The target group for this event are specialists and managers in the pharmaceutical industry from the fields of engineering, production and quality assurance who are involved in the organisation or operation of visual inspection. This conference is also aimed at suppliers involved in the development and automation of inspection systems.
It is the aim of this event to inform about the possibilities and limitations of Artificial Intelligence in the automated visual inspection of parenterals. In addition, Good Machine Learning Practices throughout the entire process will be explained and solutions will be presented on how AI projects can be established and validated in a riskbased and traceable manner in the GMP Environment.
Background
The pharmaceutical industry is increasingly interested in AI for the visual inspection of parenterals to optimize and enhance process efficacy. However, the lack of specific regulatory requirements for AI validation poses challenges from a Good Manufacturing Practice (GMP) perspective, such as data representativeness, model design, and data integrity throughout the product lifecycle.

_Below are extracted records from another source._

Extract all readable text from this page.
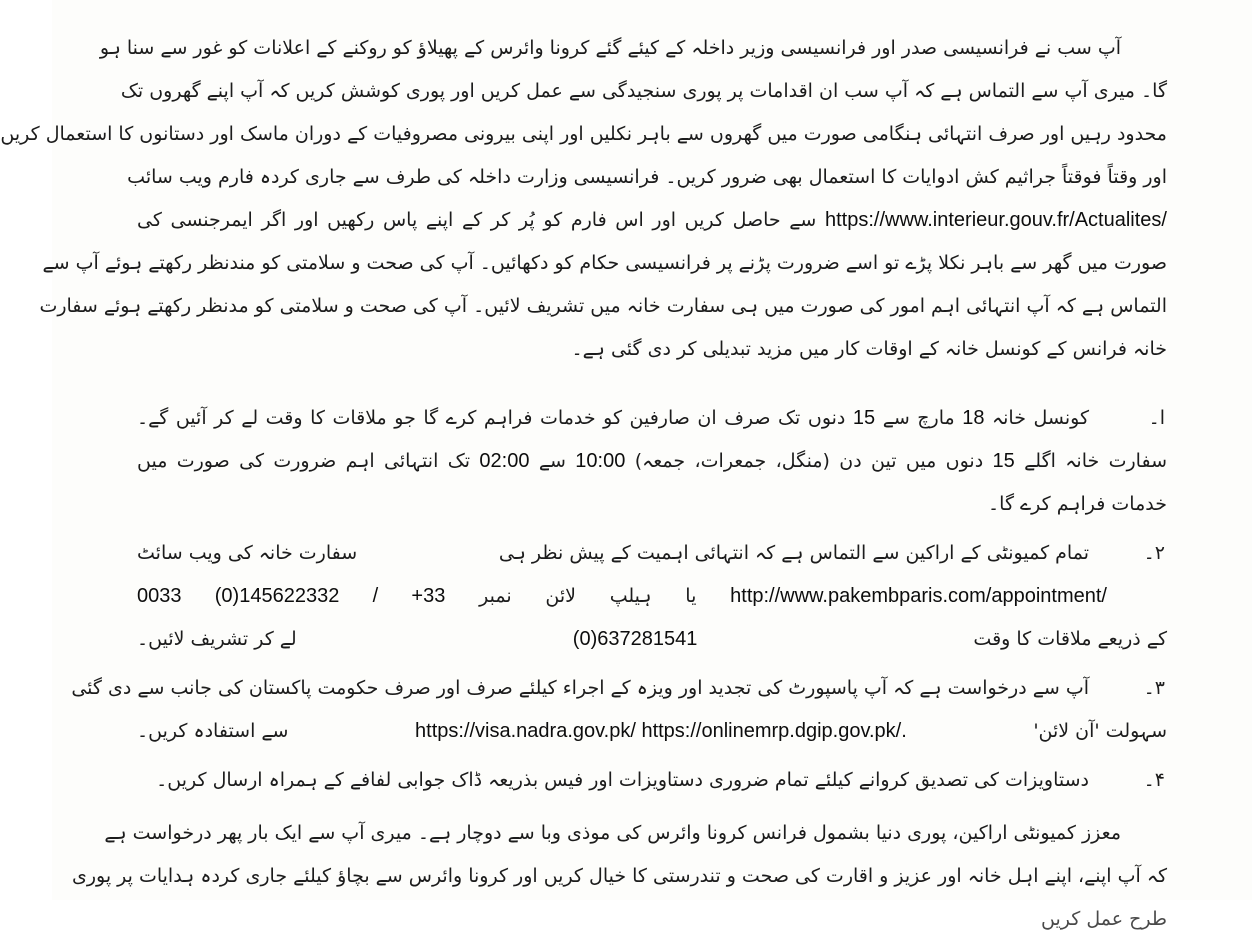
آپ سب نے فرانسیسی صدر اور فرانسیسی وزیر داخلہ کے کیئے گئے کرونا وائرس کے پھیلاؤ کو روکنے کے اعلانات کو غور سے سنا ہو
گا۔ میری آپ سے التماس ہے کہ آپ سب ان اقدامات پر پوری سنجیدگی سے عمل کریں اور پوری کوشش کریں کہ آپ اپنے گھروں تک
محدود رہیں اور صرف انتہائی ہنگامی صورت میں گھروں سے باہر نکلیں اور اپنی بیرونی مصروفیات کے دوران ماسک اور دستانوں کا استعمال کریں
اور وقتاً فوقتاً جراثیم کش ادوایات کا استعمال بھی ضرور کریں۔ فرانسیسی وزارت داخلہ کی طرف سے جاری کردہ فارم ویب سائب
https://www.interieur.gouv.fr/Actualites/ سے حاصل کریں اور اس فارم کو پُر کر کے اپنے پاس رکھیں اور اگر ایمرجنسی کی
صورت میں گھر سے باہر نکلا پڑے تو اسے ضرورت پڑنے پر فرانسیسی حکام کو دکھائیں۔ آپ کی صحت و سلامتی کو مندنظر رکھتے ہوئے آپ سے
التماس ہے کہ آپ انتہائی اہم امور کی صورت میں ہی سفارت خانہ میں تشریف لائیں۔ آپ کی صحت و سلامتی کو مدنظر رکھتے ہوئے سفارت
خانہ فرانس کے کونسل خانہ کے اوقات کار میں مزید تبدیلی کر دی گئی ہے۔
ا۔
کونسل خانہ 18 مارچ سے 15 دنوں تک صرف ان صارفین کو خدمات فراہم کرے گا جو ملاقات کا وقت لے کر آئیں گے۔
سفارت خانہ اگلے 15 دنوں میں تین دن (منگل، جمعرات، جمعہ) 10:00 سے 02:00 تک انتہائی اہم ضرورت کی صورت میں
خدمات فراہم کرے گا۔
۲۔
تمام کمیونٹی کے اراکین سے التماس ہے کہ انتہائی اہمیت کے پیش نظر ہی
سفارت خانہ کی ویب سائٹ
http://www.pakembparis.com/appointment/ یا ہیلپ لائن نمبر 0033 (0)145622332 / +33
کے ذریعے ملاقات کا وقت
(0)637281541
لے کر تشریف لائیں۔
۳۔
آپ سے درخواست ہے کہ آپ پاسپورٹ کی تجدید اور ویزہ کے اجراء کیلئے صرف اور صرف حکومت پاکستان کی جانب سے دی گئی
سہولت 'آن لائن'
https://visa.nadra.gov.pk/ https://onlinemrp.dgip.gov.pk/.
سے استفادہ کریں۔
۴۔
دستاویزات کی تصدیق کروانے کیلئے تمام ضروری دستاویزات اور فیس بذریعہ ڈاک جوابی لفافے کے ہمراہ ارسال کریں۔
معزز کمیونٹی اراکین، پوری دنیا بشمول فرانس کرونا وائرس کی موذی وبا سے دوچار ہے۔ میری آپ سے ایک بار پھر درخواست ہے
کہ آپ اپنے، اپنے اہل خانہ اور عزیز و اقارت کی صحت و تندرستی کا خیال کریں اور کرونا وائرس سے بچاؤ کیلئے جاری کردہ ہدایات پر پوری
طرح عمل کریں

In visual inspection, AI aims to improve efficiency by reducing the false acceptance rate (FAR) of defect units and the false reject rate (FRR) of good units, which together determine the misclassification rate and the inspection process‘s effectiveness. A high FAR is associated with a possible quality risk, while the FRR is a measure of the economic damage of the selected Control process.
Despite its potential, the FDA‘s guidance on automated Systems mentions AI only briefly, highlighting the need for comprehensive regulation and addressing technical challenges like training, domain knowledge, and data quality. Implementing AI Systems requires specialized expertise, precise data labelling, and Cloud computing for model training.
At this online training, we will be focussing on GMP regulation and technical aspects. Questions such as
- What expectations can be placed on the achievable false reject rates of AI-supported inspection systems?
- Are there applications or technical limitations that even AI-supported systems cannot solve?
- How to set up a project for switching to AI-based visual inspection?
- What GMP authority requirements are there for such systems?
will be discussed and possible solutions presented.